Die Entstehung des schriftlichen Foto-Tagebuchs

Die Idee, ein Foto-Tagebuch zu führen, entwickelte sich aus dem Bedürfnis, fotografische Erfahrungen nicht nur visuell, sondern auch sprachlich zu erfassen. Während Fotografien Momente festhalten, ermöglichen Worte eine vertiefte Auseinandersetzung mit deren Bedeutung. Sie geben Raum für Überlegungen, die im Bild selbst keinen unmittelbaren Ausdruck finden.

Im Laufe der Zeit wurde deutlich, dass das Schreiben eine wichtige Ergänzung zur fotografischen Praxis darstellt. Es unterstützt die bewusste Wahrnehmung, schärft den Blick für Details und fördert die Reflexion über die eigene Motivation. Das Tagebuch wurde so zu einem kontinuierlichen Begleiter meines fotografischen Weges und dokumentiert nicht nur einzelne Ereignisse, sondern auch die Entwicklung meines Sehens.

Die bewusste Entscheidung für das Analoge

Ein wesentliches Merkmal meines Foto-Tagebuchs ist seine analoge Form. Ich führe es in einem DIN-A5-Moleskine und schreibe es ausschließlich mit Bleistift. Diese Entscheidung ist kein nostalgischer Rückgriff, sondern das Ergebnis einer bewussten Auseinandersetzung mit den Qualitäten des Analogen.

Das Schreiben von Hand verlangt Zeit und Aufmerksamkeit. Es verlangsamt den Prozess des Festhaltens von Gedanken und schafft dadurch Raum für Reflexion. Im Gegensatz zu digitalen Notizen, die schnell erstellt und ebenso schnell wieder vergessen werden können, besitzt ein handschriftliches Tagebuch eine besondere Beständigkeit und Präsenz. Die Haptik des Papiers, der Widerstand des Bleistifts und die sichtbare Handschrift tragen dazu bei, dass jeder Eintrag zu einem individuellen Ausdruck des Moments wird.
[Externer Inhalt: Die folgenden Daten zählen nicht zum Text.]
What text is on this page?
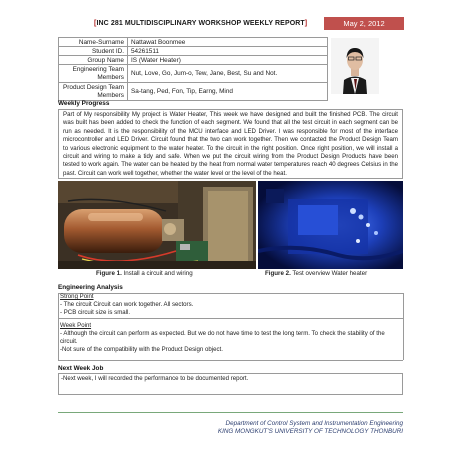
[INC 281 MULTIDISCIPLINARY WORKSHOP WEEKLY REPORT]	May 2, 2012
Name-Surname	Nattawat Boonmee
Student ID.	54261511
Group Name	IS (Water Heater)
Engineering Team Members	Nut, Love, Go, Jum-o, Tew, Jane, Best, Su and Not.
Product Design Team Members	Sa-tang, Ped, Fon, Tip, Earng, Mind
Weekly Progress
Part of My responsibility My project is Water Heater, This week we have designed and built the finished PCB. The circuit was built has been added to check the function of each segment. We found that all the test circuit in each segment can be run as needed. It is the responsibility of the MCU interface and LED Driver. I was responsible for most of the interface microcontroller and LED Driver. Circuit found that the two can work together. Then we contacted the Product Design Team to various electronic equipment to the water heater. To the circuit in the right position. Once right position, we will install a circuit and wiring to make a tidy and safe. When we put the circuit wiring from the Product Design Products have been tested to work again. The water can be heated by the heat from normal water temperatures reach 40 degrees Celsius in the past. Circuit can work well together, whether the water level or the level of the heat.
Figure 1. Install a circuit and wiring	Figure 2. Test overview Water heater
Engineering Analysis
Strong Point
- The circuit Circuit can work together. All sectors.
- PCB circuit size is small.
Week Point
- Although the circuit can perform as expected. But we do not have time to test the long term. To check the stability of the circuit.
-Not sure of the compatibility with the Product Design object.
Next Week Job
-Next week, I will recorded the performance to be documented report.
Department of Control System and Instrumentation Engineering
KING MONGKUT’S UNIVERSITY OF TECHNOLOGY THONBURI
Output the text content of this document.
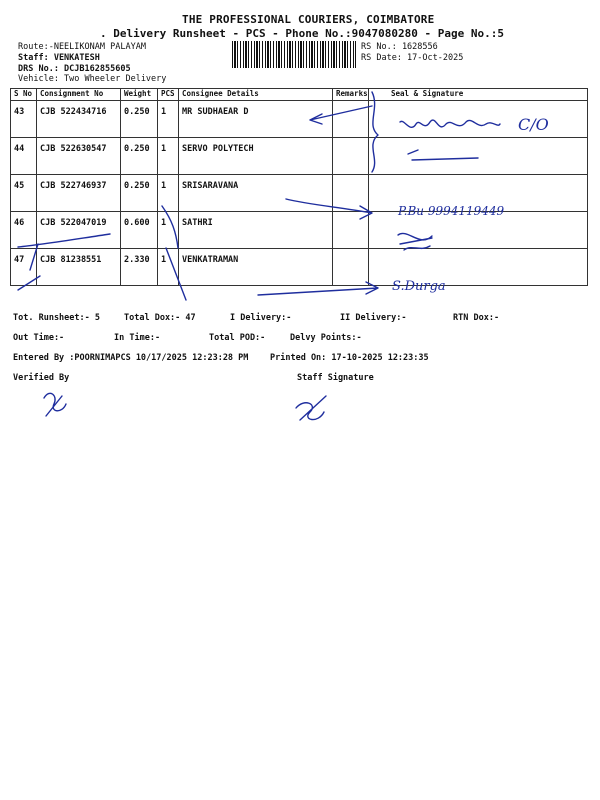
THE PROFESSIONAL COURIERS, COIMBATORE
. Delivery Runsheet - PCS - Phone No.:9047080280 - Page No.:5
Route:-NEELIKONAM PALAYAM
Staff: VENKATESH
DRS No.: DCJB162855605
Vehicle: Two Wheeler Delivery
RS No.: 1628556
RS Date: 17-Oct-2025
S No	Consignment No	Weight	PCS	Consignee Details	Remarks	Seal & Signature
43	CJB 522434716	0.250	1	MR SUDHAEAR D		
44	CJB 522630547	0.250	1	SERVO POLYTECH		
45	CJB 522746937	0.250	1	SRISARAVANA		
46	CJB 522047019	0.600	1	SATHRI		
47	CJB 81238551	2.330	1	VENKATRAMAN		
Tot. Runsheet:- 5	Total Dox:- 47	I Delivery:-	II Delivery:-	RTN Dox:-
Out Time:-	In Time:-	Total POD:-	Delvy Points:-
Entered By :POORNIMAPCS 10/17/2025 12:23:28 PM	Printed On: 17-10-2025 12:23:35
Verified By	Staff Signature
C/O
P.Bu 9994119449
S.Durga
Der Bleistift als Schreibinstrument unterstreicht zudem den vorläufigen Charakter von Erinnerungen. Seine Spuren sind veränderbar und können mit der Zeit verblassen – ein stiller Hinweis auf die Vergänglichkeit von Wahrnehmung und Erinnerung, die auch der Fotografie innewohnt.
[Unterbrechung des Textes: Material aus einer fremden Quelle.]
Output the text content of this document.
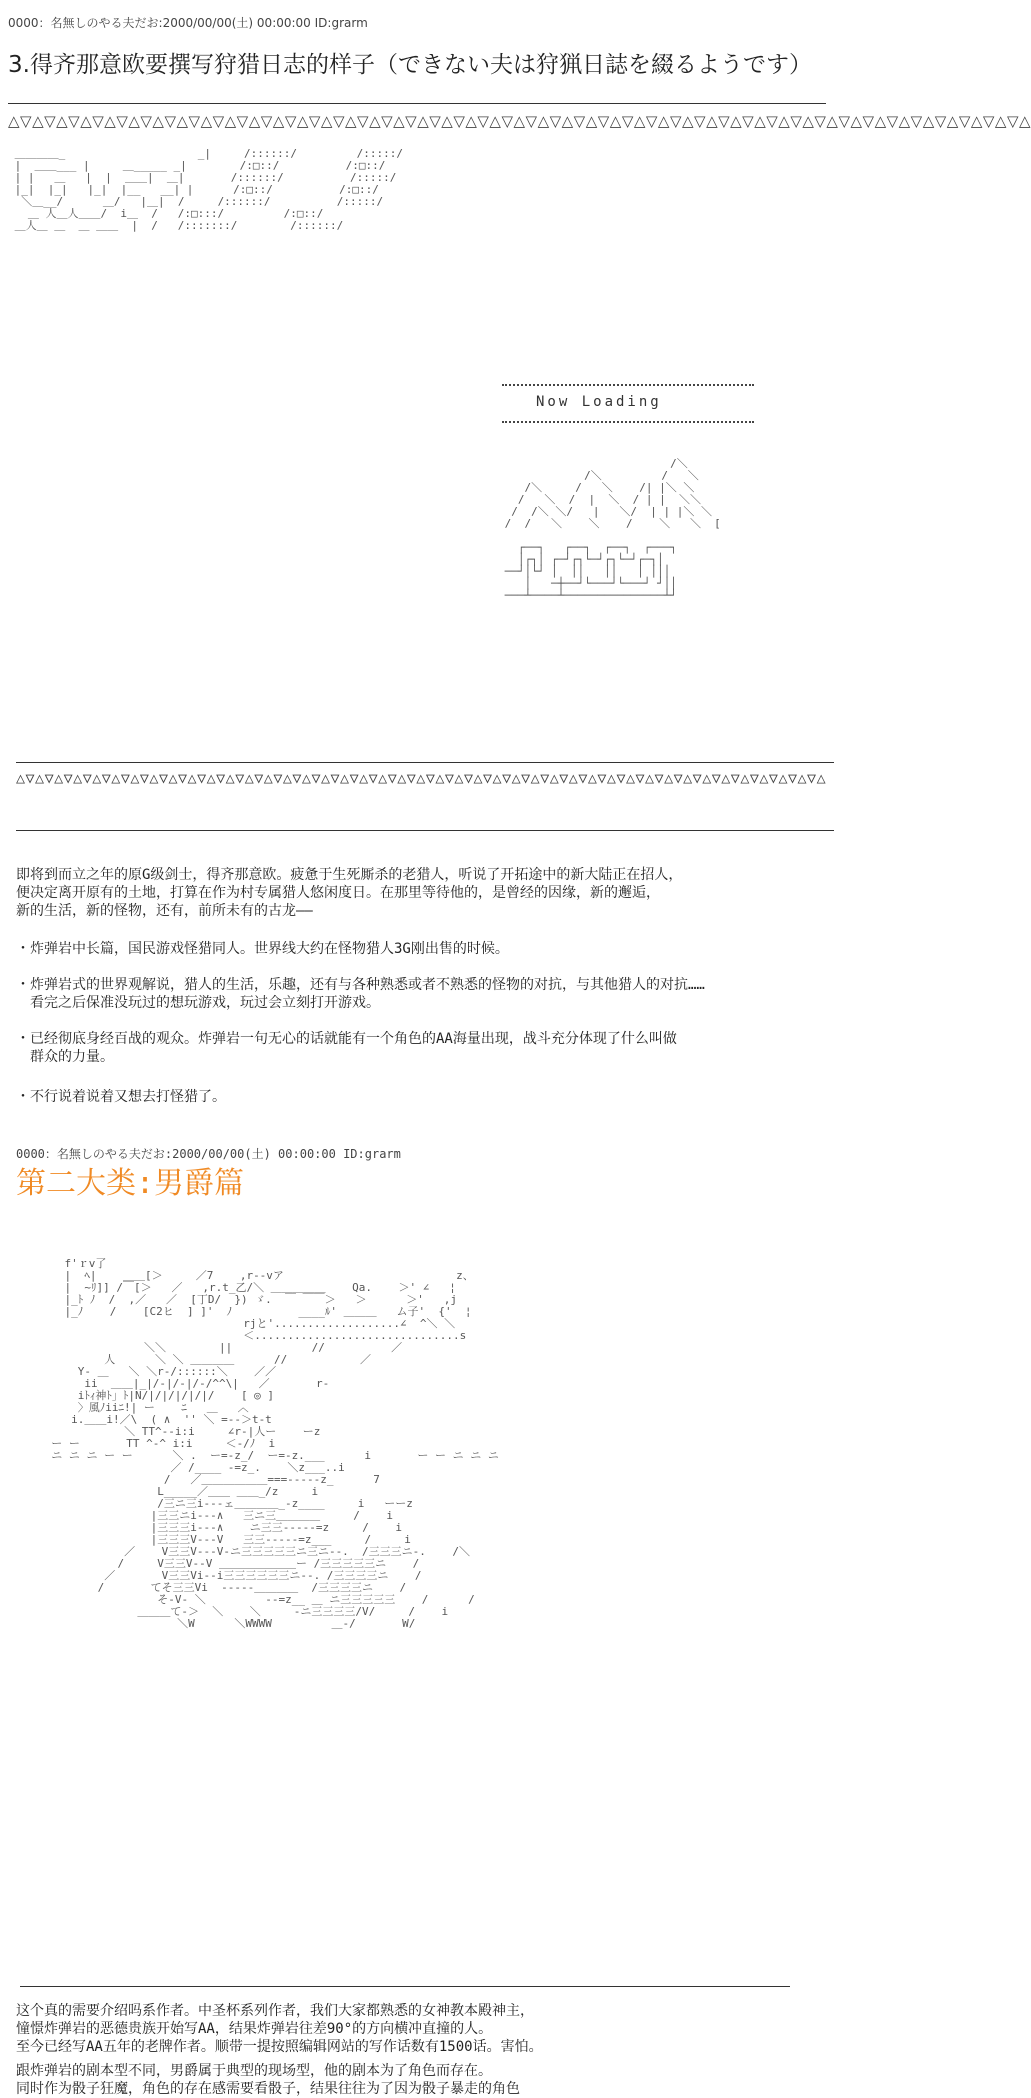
0000：名無しのやる夫だお:2000/00/00(土) 00:00:00 ID:grarm
3.得齐那意欧要撰写狩猎日志的样子（できない夫は狩猟日誌を綴るようです）
△▽△▽△▽△▽△▽△▽△▽△▽△▽△▽△▽△▽△▽△▽△▽△▽△▽△▽△▽△▽△▽△▽△▽△▽△▽△▽△▽△▽△▽△▽△▽△▽△▽△▽△▽△▽△▽△▽△▽△▽△▽△▽△
＿＿＿＿_                    _|     /::::::/         /:::::/
|  ＿＿___ |     ＿_____ _|        /:□::/          /:□::/
| |   ＿   |  |  ＿＿|  ＿|       /::::::/          /:::::/
|_|  |_|   |_|  |__   __| |      /:□::/          /:□::/
＼＿__/      ＿/   |＿|  /     /::::::/          /:::::/
＿ 人＿人＿＿/  i＿  /   /:□:::/         /:□::/
＿人＿ ＿  ＿ ＿＿  |  /   /:::::::/        /::::::/

/＼
/＼         /   ＼
/＼     /   ＼    /| |＼ ＼
/   ＼  /  |  ＼  / | |  ＼＼
/  /＼ ＼/   |   ＼/  | | |＼ ＼
/  /   ＼    ＼    /    ＼   ＼  [

┌──┐   ┌──┐  ┌──┐  ┌───┐
│┌┐│ ┌─┘┌┐└─┘┌┐└─┘┌─┐│
──┘│└┘ │  ││   ││   │ │││
│   ─┼──┘└───┘└───┘ ┘││
───┴────┴───────────────┴┘

Now Loading

△▽△▽△▽△▽△▽△▽△▽△▽△▽△▽△▽△▽△▽△▽△▽△▽△▽△▽△▽△▽△▽△▽△▽△▽△▽△▽△▽△▽△▽△▽△▽△▽△▽△▽△▽△▽△▽△▽△▽△▽△▽△▽△

即将到而立之年的原G级剑士，得齐那意欧。疲惫于生死厮杀的老猎人，听说了开拓途中的新大陆正在招人，
便决定离开原有的土地，打算在作为村专属猎人悠闲度日。在那里等待他的，是曾经的因缘，新的邂逅，
新的生活，新的怪物，还有，前所未有的古龙——

・炸弹岩中长篇，国民游戏怪猎同人。世界线大约在怪物猎人3G刚出售的时候。

・炸弹岩式的世界观解说，猎人的生活，乐趣，还有与各种熟悉或者不熟悉的怪物的对抗，与其他猎人的对抗……
　看完之后保准没玩过的想玩游戏，玩过会立刻打开游戏。

・已经彻底身经百战的观众。炸弹岩一句无心的话就能有一个角色的AA海量出现，战斗充分体现了什么叫做
　群众的力量。

・不行说着说着又想去打怪猎了。

0000：名無しのやる夫だお:2000/00/00(土) 00:00:00 ID:grarm

第二大类:男爵篇

f'ｒv了
|  ﾍ|    ＿＿[＞     ／7    ,r--vア                          z、
|  ~ﾘ]] /￣[＞   ／   ,r.t_乙/＼ ＿＿＿＿＿    Qa.    ＞' ∠   ¦
|_ﾄ ﾉ  /  ,／   ／  [丁D/  }) ゞ.  ￣ ￣￣＞   ＞      ＞'   ,j
|_ﾉ    /    [C2ヒ  ] ]'  ﾉ          ____ﾙ' ＿＿＿   ム子'  {'  ¦
rjと'...................∠  ^＼ ＼
＜...............................s
＼＼        ||            //          ／
人      ＼ ＼ ＿＿＿＿      //           ／
Y- ＿   ＼ ＼r-/::::::＼    ／／
ii  ＿＿|_|/-|/-|/-/^^\|   ／       r-
iﾄｨ神ﾄ」ﾄ|N/|/|/|/|/|/    [ ◎ ]
〉風ﾉiiﾆ!| ー    ﾆ   ＿   ︿
i.＿＿i!／\  ( ∧  '' ＼ =--＞t-t
＼ TT^--i:i     ∠r-|人ー    ーz
ー ー       TT ^-^ i:i     ＜-/ﾉ  i
ニ ニ ニ ー ー      ＼ .  ー=-z_/  ー=-z.___      i       ー ー ニ ニ ニ
／ /____ -=z_.    ＼z___..i
/   ／＿＿＿＿＿＿===-----z_      7
L_____／＿＿ ＿＿_/z     i
/三ニ三i---ェ＿＿＿＿_-z____     i   ーーz
|三三ニi---∧   三ニ三＿＿＿＿     /    i
|三三三i---∧    ニ三三-----=z     /    i
|三三三V---V   三三-----=z___     /     i
／    V三三V---V-ニ三三三三三ニ三ニ--.  /三三三ニ-.    /＼
/     V三三V--V ＿＿＿＿＿＿＿ー /三三三三三ニ    /
／       V三三Vi--i三三三三三三ニ--. /三三三三ニ    /
/       てそ三三Vi  -----＿＿＿＿  /三三三三ニ    /
そ-V- ＼         --=z__ ＿ ニ三三三三三    /      /
＿＿＿て-＞  ＼    ＼     -ニ三三三三/V/     /    i
＼W      ＼WWWW         ＿-/       W/

这个真的需要介绍吗系作者。中圣杯系列作者，我们大家都熟悉的女神教本殿神主，
憧憬炸弹岩的恶德贵族开始写AA，结果炸弹岩往差90°的方向横冲直撞的人。
至今已经写AA五年的老牌作者。顺带一提按照编辑网站的写作话数有1500话。害怕。

跟炸弹岩的剧本型不同，男爵属于典型的现场型，他的剧本为了角色而存在。
同时作为骰子狂魔，角色的存在感需要看骰子，结果往往为了因为骰子暴走的角色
Ein Tagebuch ohne Fotografien

Obwohl das Tagebuch eng mit meiner fotografischen Tätigkeit verbunden ist, enthält es bewusst keine Fotografien. Diese Entscheidung lenkt den Fokus weg vom fertigen Bild hin zu den Gedanken und Empfindungen, die mit dem fotografischen Prozess verbunden sind. Die Abwesenheit von Bildern eröffnet mir einen Raum für Imagination und Interpretation.

Durch die rein schriftliche Form entsteht eine Distanz zum visuellen Ergebnis, die eine intensivere Reflexion ermöglicht. Das Tagebuch dokumentiert nicht, was ich fotografiert habe, sondern warum ein Motiv für mich Bedeutung erlangte und wie ich den Moment erlebt habe. Es ergänzt somit die Fotografien, ohne sie zu wiederholen.

Struktur und Vielfalt der Einträge

Die Einträge folgen einer klassischen Tagebuchstruktur: Datum, Ort und anschließend der eigentliche Text. Diese einfache und klare Form gewährleistet eine chronologische Nachvollziehbarkeit und verankert jede Notiz in einem konkreten zeitlichen und räumlichen Kontext.

Inhaltlich variiert der Umfang der Einträge erheblich. Einige beschränken sich auf wenige Zeilen, in denen ich lediglich festhalte, dass ich an einem bestimmten Tag an einem bestimmten Ort fotografiert habe. Andere Einträge erstrecken sich über mehrere Seiten und enthalten ausführliche Überlegungen zu Motivation, Stimmung und Bedeutung der fotografischen Situation.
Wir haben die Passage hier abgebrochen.